Forcing a contractor to absorb unpredictable material and labour cost increases could push a contractor to cut corners, walk off the project, or declare bankruptcy, assuming they are willing to take on the contract in the first place. This can lead to disputes resulting in unexpected legal costs and a requirement to replace a contractor midway through a project at a significant premium. These additional costs and lost time may easily exceed the costs of including a price escalation clause.

 

It will therefore benefit all parties (i.e. the client, contractor, and consultant team) to formulate a reasonable, project-specific escalation clause. The clause should specify the following:

  • material and labour applicable to the clause;
  • date, base quantity, and value that will be subject to adjustment;
  • price index to be used to quantity the escalation; and
  • method of price adjustment, including how the change in the price index will be used to escalate the base price, including any thresholds and which parties will bear the risk of any increase. (For example, one option is for the contractor to absorb a price increase up to a certain percentage, and then the client be responsible for any increases above that percentage. Alternately, the parties can opt to share the risk, by splitting the difference in the price increase.)

Note, a client may be more willing to accept a price escalation clause if there is a reasonable and fair allocation of risk. For example, the risk can be offset by creating the opportunity for the client to benefit from a decrease in the contract price, if prices decrease below a certain threshold.

 

What about the impact on the architectural services agreement?

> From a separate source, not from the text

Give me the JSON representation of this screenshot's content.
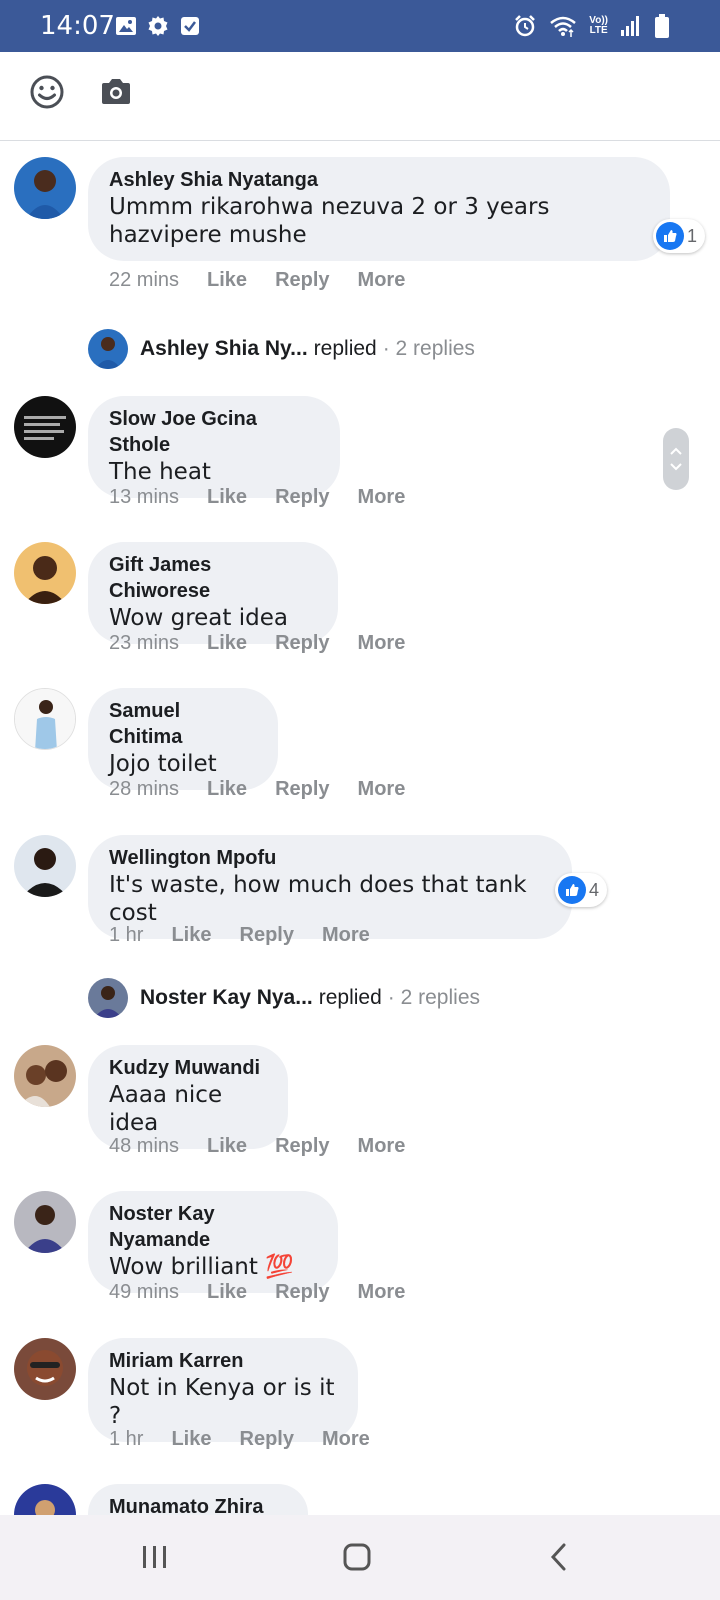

Unexpected price escalations and material shortages will no doubt have a ripple effect on architectural services, with regard to the management of practices (e.g. staffing needs, project timelines, and product substitutions and the subsequent changes to details).

 

Practices should continuously assess impacts on the original parameters of their service contract as it pertains to the construction value, schedule, etc. This becomes especially important if client decides to make materials substitutions to manage costs or scheduling considerations.

 

Architects should consider having conversations with their clients about possible impacts to service agreement. When using the OAA Standard Form Contracts, you may want to consider adding clauses in anticipation of these issues. In consultation with legal advice, the addition of clauses to anticipate any potential Extra Services, as a result of price escalation, can be included under Schedule 5–Other Terms and Conditions. Once this framework is in place in the contract, Extra Services can be submitted per the terms of the contract.

 

Addressing this issue before a contract is finalized, by identifying and sharing the risks of increases in material and labour prices, may avoid unnecessary conflicts, delays, and claims.

 

Resources

For further information regarding the use of price indexes, refer to Statistics Canada’s Price Adjustment Guide for Contract Escalation.

Previous news articles published by the Ontario General Contractors Association (OGCA) related to this topic include “Practical Methods to Reduce Supply Chain Risks” and “OGCA Meeting with Hon. Kinga Surma, Minister of Infrastructure.”

 

This article does not constitute legal advice. The OAA brings this topic to members’ attention for consideration only. Members are to determine the applicability of this topic to their specific projects.